Never Flinch
- First edition cover
- Author: Stephen King
- Audio read by: Jessie Mueller
- Language: English
- Genre: Crime fiction
- Publisher: Scribner
- Publication date: May 27, 2025
- Media type: Print (hardcover), e-book, audiobook
- Pages: 439
- ISBN: 978-1-66808-933-0 (First edition hardcover)

= Never Flinch =

2025 novel by Stephen King

Never Flinch is a crime novel by American author Stephen King. The book was published on May 27, 2025, by Scribner. The story follows recurring character Holly Gibney, who previously appeared in Mr. Mercedes (2014), Finders Keepers (2015), End of Watch (2016), The Outsider (2018), If It Bleeds (2020), and Holly (2023). The book was announced on November 18, 2024, with an excerpt published in Entertainment Weekly.

==Premise==
Holly Gibney assists a detective in uncovering a vigilante threatening retribution. Meanwhile, a celebrity feminist activist is being pursued by a stalker and Holly signs on as her bodyguard.

An unknown assailant begins plotting the murders of 14 people.

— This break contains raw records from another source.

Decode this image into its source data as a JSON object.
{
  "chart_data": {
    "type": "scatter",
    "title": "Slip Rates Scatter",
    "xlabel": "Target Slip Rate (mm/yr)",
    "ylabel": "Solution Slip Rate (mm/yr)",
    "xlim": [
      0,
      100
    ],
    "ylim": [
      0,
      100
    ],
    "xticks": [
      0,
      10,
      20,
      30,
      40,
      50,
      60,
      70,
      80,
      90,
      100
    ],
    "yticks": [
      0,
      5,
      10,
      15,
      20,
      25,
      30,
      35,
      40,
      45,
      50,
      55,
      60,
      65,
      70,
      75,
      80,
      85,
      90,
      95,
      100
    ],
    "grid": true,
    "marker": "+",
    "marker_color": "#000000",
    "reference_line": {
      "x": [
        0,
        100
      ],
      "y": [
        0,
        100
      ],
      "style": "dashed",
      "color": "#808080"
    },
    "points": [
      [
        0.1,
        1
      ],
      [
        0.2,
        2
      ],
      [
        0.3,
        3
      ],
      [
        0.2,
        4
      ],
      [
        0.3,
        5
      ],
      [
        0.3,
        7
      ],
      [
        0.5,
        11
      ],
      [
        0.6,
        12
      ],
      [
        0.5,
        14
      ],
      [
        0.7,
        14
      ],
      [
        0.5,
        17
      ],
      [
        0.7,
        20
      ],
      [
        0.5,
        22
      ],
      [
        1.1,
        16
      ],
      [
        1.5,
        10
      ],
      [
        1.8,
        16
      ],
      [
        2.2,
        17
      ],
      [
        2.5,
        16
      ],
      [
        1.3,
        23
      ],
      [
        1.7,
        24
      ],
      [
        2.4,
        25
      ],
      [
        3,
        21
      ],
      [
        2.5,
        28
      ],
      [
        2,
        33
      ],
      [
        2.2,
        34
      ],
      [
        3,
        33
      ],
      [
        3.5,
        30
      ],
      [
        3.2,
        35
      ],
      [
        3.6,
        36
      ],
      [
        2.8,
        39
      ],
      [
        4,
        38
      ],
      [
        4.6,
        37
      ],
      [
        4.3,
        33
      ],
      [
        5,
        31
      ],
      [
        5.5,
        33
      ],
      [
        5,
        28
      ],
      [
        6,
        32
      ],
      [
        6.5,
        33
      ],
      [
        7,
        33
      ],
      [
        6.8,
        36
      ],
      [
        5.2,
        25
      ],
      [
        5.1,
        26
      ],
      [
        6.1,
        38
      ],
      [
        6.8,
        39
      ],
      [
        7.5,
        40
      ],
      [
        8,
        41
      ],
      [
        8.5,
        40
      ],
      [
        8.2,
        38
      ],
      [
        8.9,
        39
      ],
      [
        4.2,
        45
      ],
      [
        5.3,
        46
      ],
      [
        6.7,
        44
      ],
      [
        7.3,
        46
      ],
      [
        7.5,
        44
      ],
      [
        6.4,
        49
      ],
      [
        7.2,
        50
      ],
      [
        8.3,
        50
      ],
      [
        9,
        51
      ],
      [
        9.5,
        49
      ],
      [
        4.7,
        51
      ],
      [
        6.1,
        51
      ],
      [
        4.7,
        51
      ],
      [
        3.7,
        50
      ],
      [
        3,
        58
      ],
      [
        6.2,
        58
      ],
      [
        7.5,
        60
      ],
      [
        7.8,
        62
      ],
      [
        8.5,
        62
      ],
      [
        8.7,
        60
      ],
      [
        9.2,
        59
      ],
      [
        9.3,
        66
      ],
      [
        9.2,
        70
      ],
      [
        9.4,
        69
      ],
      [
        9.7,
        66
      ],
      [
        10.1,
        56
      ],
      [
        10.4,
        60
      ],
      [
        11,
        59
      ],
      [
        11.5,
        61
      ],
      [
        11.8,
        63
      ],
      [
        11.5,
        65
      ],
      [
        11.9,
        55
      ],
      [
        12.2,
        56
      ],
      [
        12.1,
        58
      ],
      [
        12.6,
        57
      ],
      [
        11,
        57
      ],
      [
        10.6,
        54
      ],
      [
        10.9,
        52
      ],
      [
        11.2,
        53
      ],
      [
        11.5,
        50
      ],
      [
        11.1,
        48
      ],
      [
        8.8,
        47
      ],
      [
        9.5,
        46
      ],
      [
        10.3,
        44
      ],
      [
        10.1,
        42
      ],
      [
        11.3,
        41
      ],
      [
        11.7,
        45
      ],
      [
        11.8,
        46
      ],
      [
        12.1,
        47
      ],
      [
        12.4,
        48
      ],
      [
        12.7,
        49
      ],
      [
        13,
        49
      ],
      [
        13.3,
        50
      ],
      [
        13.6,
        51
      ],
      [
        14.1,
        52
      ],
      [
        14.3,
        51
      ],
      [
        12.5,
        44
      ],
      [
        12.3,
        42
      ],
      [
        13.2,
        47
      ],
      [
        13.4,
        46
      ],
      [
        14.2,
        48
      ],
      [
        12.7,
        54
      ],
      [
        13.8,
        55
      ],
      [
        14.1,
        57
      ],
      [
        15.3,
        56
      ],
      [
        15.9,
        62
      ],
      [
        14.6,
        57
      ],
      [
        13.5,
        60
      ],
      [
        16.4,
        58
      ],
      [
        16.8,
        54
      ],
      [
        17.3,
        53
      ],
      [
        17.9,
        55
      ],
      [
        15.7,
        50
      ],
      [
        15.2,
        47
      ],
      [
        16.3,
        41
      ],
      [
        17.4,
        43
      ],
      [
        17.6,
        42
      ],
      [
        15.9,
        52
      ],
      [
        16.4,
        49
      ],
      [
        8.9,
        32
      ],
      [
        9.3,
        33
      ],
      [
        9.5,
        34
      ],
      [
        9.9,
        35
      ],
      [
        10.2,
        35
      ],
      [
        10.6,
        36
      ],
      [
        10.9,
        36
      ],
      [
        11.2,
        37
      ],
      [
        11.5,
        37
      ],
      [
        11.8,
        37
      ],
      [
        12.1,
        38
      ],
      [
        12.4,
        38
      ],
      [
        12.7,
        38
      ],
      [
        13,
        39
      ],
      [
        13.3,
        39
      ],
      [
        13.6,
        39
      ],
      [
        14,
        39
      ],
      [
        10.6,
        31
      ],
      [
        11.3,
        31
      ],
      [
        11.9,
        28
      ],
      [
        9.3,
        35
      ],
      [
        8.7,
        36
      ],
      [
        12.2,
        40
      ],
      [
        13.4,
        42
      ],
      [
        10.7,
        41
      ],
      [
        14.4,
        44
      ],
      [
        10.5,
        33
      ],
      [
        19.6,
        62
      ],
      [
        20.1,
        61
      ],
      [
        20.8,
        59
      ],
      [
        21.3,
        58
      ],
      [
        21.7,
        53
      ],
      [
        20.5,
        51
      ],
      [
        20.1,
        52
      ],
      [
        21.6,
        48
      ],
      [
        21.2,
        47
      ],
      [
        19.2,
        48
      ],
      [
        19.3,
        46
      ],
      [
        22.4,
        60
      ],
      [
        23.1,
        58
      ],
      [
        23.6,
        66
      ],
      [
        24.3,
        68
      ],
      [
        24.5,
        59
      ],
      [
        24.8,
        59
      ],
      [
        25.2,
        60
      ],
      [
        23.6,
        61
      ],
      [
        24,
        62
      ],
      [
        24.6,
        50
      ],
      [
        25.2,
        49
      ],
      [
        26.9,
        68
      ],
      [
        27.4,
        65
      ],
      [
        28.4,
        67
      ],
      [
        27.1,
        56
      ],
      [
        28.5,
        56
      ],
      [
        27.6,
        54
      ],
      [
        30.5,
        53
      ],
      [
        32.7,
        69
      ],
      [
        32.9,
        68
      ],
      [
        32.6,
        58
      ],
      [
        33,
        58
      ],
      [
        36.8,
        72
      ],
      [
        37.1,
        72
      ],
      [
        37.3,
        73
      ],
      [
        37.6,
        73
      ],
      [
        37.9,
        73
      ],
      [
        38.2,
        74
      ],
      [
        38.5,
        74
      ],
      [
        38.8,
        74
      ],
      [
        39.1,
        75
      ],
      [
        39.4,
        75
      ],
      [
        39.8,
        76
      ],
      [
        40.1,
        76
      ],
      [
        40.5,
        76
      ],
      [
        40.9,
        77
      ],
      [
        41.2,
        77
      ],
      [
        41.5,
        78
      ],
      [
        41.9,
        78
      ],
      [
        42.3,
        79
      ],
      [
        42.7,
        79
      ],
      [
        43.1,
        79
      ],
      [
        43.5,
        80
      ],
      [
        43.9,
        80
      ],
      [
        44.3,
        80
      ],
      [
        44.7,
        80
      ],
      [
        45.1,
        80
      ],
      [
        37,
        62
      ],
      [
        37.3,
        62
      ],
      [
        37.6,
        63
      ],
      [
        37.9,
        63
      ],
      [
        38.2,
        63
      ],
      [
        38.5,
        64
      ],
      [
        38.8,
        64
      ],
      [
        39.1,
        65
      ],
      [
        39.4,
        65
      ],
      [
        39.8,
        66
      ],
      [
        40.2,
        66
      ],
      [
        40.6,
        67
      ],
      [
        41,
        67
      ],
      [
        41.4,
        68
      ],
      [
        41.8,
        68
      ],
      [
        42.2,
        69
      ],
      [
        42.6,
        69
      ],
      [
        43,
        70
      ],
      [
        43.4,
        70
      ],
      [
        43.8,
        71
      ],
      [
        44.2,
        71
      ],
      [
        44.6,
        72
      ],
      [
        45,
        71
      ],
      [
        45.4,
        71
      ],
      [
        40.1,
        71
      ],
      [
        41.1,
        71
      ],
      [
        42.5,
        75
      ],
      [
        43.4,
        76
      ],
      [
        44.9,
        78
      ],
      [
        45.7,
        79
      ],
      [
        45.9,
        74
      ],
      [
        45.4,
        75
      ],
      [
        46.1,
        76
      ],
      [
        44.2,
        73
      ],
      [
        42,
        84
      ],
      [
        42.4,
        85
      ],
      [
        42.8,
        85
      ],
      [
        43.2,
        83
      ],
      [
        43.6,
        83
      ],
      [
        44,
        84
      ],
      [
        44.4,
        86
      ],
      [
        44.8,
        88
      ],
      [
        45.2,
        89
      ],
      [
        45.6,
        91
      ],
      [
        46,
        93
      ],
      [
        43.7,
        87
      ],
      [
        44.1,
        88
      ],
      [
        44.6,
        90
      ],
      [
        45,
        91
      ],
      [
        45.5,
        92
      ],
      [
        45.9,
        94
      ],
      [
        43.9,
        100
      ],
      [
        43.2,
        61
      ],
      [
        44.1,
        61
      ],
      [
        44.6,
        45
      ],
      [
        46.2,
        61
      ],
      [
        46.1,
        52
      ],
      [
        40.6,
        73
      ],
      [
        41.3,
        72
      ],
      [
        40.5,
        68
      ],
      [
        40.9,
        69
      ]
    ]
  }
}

The story revolves around a killer who sends a letter to the police, threatening to kill thirteen innocents and one guilty person as retribution for the death of an innocent man in prison. Simultaneously, Holly Gibney is hired to protect a feminist activist, Kate McKay, who is facing threats from an anti-abortion activist.

==Background==
In August 2023, speaking as a guest on an episode of the Talking Scared podcast, King confirmed plans for another novel featuring Holly Gibney, titled We Think Not. In July 2024, in his second appearance on the podcast, King announced that he had been working on a novel titled Always Holly since February 2023. He stated that his early inspiration for the novel was the February 2021 dognapping case involving singer Lady Gaga.

==Reception and awards==
Publishers Weekly commended the novel's structure, writing, "Holly shines as a quirky but lovable beacon of hope amid the plot's grisly violence, and King never lets his Rube Goldberg–esque plot overshadow his characters' humanity." Writing for The New York Times, Ainslie Hogarth noted the novel's cinematic style and commended King's social critique of virtue signalling, writing that it "works well to draw so many initially disparate threads together over the course of the novel". Kirkus Reviews similarly characterized at as "[reading] like a big-screen thriller" and concluded, "The action is well paced, the settings are vividly drawn, and King's choice to focus on the real and deadly dangers of extremist thought is admirable. But the book is hamstrung by cliched characters, hackneyed dialogue (both spoken and internal), and motives that feel both convoluted and overly simplistic." A review of the Swedish translation, published in the Dagens Nyheter daily, describes Holly Gibney, "one of King's most convincing and interesting creations", as having become "pale and completely generic" in this novel. Referring to the afterword, where the author acknowledges that the book is not one of his best, the reviewer adds that "Stephen King should have 'let go' of this novel more definitively".

The novel was a finalist for the 2026 Locus Award for Best Horror Novel.